DOTATION JEUNES AGRICULTEURS
Un véritable soutien à l’installation depuis cinquante ans
L’année 1973 a vu naître le premier outil d’aide à l’installation agricole : la dotation jeunes agriculteurs (DJA). Une aubaine pour les nouveaux installés et le début d’une longue histoire dans la lutte pour l’installation en agriculture. Aujourd’hui, la DJA souffle sa 50e bougie. Elle a d’ailleurs fait peau neuve en janvier 2023. Retour sur cinquante ans d’évolution.
Dans quel contexte la dotation jeunes agriculteurs (DJA) est-elle née ?
Cécile Gazo1 : « Les deux grandes lois d’orientation agricole de 1960 et 1962 avaient pour objectif de moderniser le secteur agricole. Elles ont instauré les indemnités viagères de départ (IVD), afin que les agriculteurs âgés et peu enclins à se moderniser prennent leur retraite de manière anticipée et libèrent ainsi du foncier agricole, mais également des prêts bonifiés destinés aux jeunes agriculteurs (MST-JA). En 1973, la dotation jeunes agriculteurs a été créée afin de lutter contre le dépeuplement des zones de montagne, touchées de plein fouet par l’exode rural. La DJA apportait alors une aide financière aux 18-35 ans qui souhaitaient s’installer en agriculture dans ces territoires. Pour prétendre à la dotation de 25 000 francs (25 554 € NDLR), le candidat devait répondre à plusieurs critères : être installé pour la première fois sur une exploitation dotée d’une surface minimale, présenter un document récapitulant les productions prévues et les dépenses associées et s’engager à exercer la profession de chef d’exploitation pendant une durée minimale de cinq ans. »
Au fil du temps, comment les critères d’accès ont-ils évolué ?
C. G. : « Bien que la DJA existe toujours sous une forme à peu près similaire à celle de ses débuts, les critères d’accès ont progressivement évolué afin de professionnaliser le métier.
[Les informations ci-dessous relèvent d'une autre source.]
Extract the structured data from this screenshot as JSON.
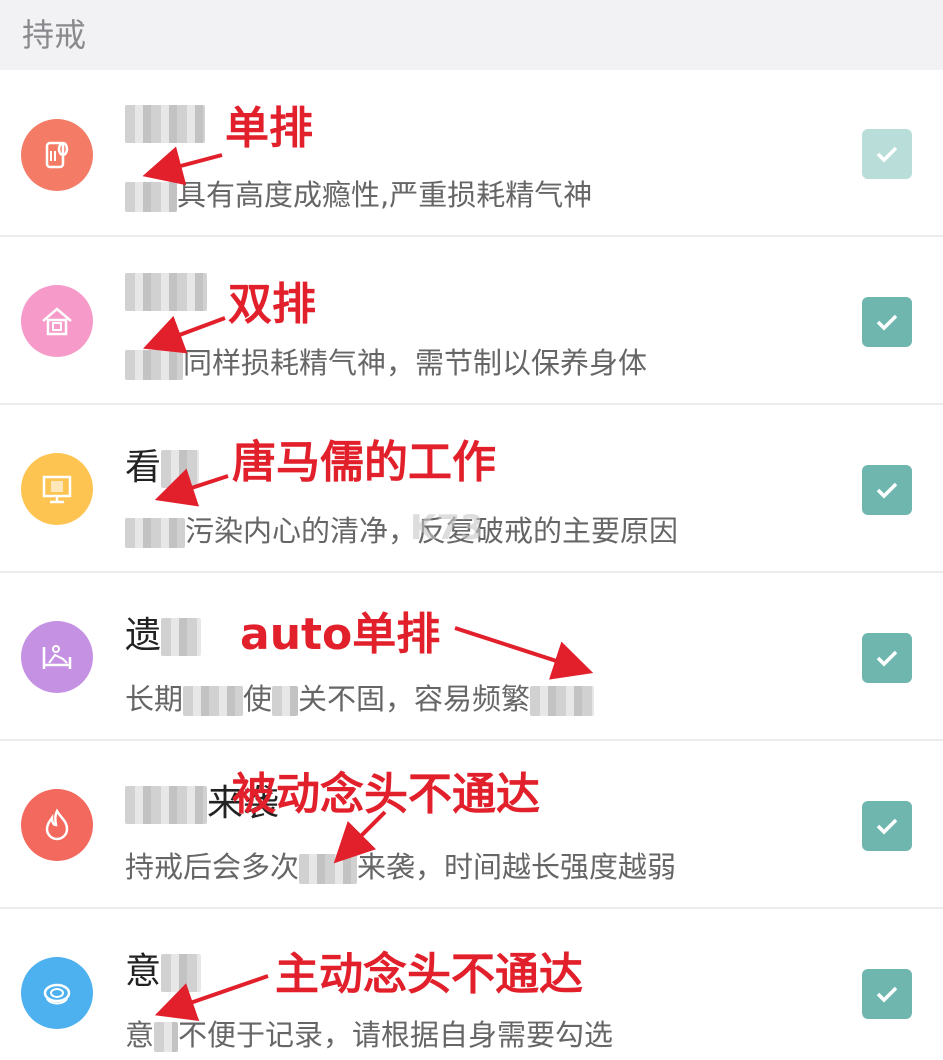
{
  "header": {
    "title": "持戒"
  },
  "rows": [
    {
      "title": "",
      "desc": "具有高度成瘾性,严重损耗精气神",
      "annotation": "单排",
      "icon": "toilet-paper-icon",
      "color": "#f47c66",
      "check_color": "#b9ddd8"
    },
    {
      "title": "",
      "desc": "同样损耗精气神，需节制以保养身体",
      "annotation": "双排",
      "icon": "house-icon",
      "color": "#f59ac9",
      "check_color": "#6fb7ae"
    },
    {
      "title": "看",
      "desc": "污染内心的清净，反复破戒的主要原因",
      "annotation": "唐马儒的工作",
      "icon": "monitor-icon",
      "color": "#fdc452",
      "check_color": "#6fb7ae"
    },
    {
      "title": "遗",
      "desc_a": "长期",
      "desc_b": "使",
      "desc_c": "关不固，容易频繁",
      "annotation": "auto单排",
      "icon": "bed-icon",
      "color": "#c592e3",
      "check_color": "#6fb7ae"
    },
    {
      "title": "来袭",
      "desc_a": "持戒后会多次",
      "desc_b": "来袭，时间越长强度越弱",
      "annotation": "被动念头不通达",
      "icon": "flame-icon",
      "color": "#f3695d",
      "check_color": "#6fb7ae"
    },
    {
      "title": "意",
      "desc_a": "意",
      "desc_b": "不便于记录，请根据自身需要勾选",
      "annotation": "主动念头不通达",
      "icon": "tangle-icon",
      "color": "#4db1ef",
      "check_color": "#6fb7ae"
    }
  ],
  "watermark": "K73"
}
À partir de 1981, les dossiers ont dû s’accompagner d’une étude prévisionnelle d’installation et d’un stage de préparation à l’installation de 40 heures. En 1984, la surface minimale d’installation a été complétée par l’instauration de critères de revenus. Les plus gros changements ont concerné les exigences en matière de capacité professionnelle, la durée d’engagement ou encore le montant des versements. Aujourd’hui, il faut avoir a minima un diplôme de niveau IV agricole, soit l’équivalent d’un niveau Bac. Afin d’augmenter le nombre de bénéficiaires potentiels, la limite légale d’obtention de la dotation a été réhaussée à 40 ans en 2001. Enfin, en 2015, en conformité avec la loi d’avenir de 2014, les montants de la DJA ont fait l’objet de trois modulations nationales, dont une pour majorer l’aide accordée aux personnes s’installant ‘’hors-cadre familial’’. »
Les profils des candidats à la DJA ont-ils également changé ?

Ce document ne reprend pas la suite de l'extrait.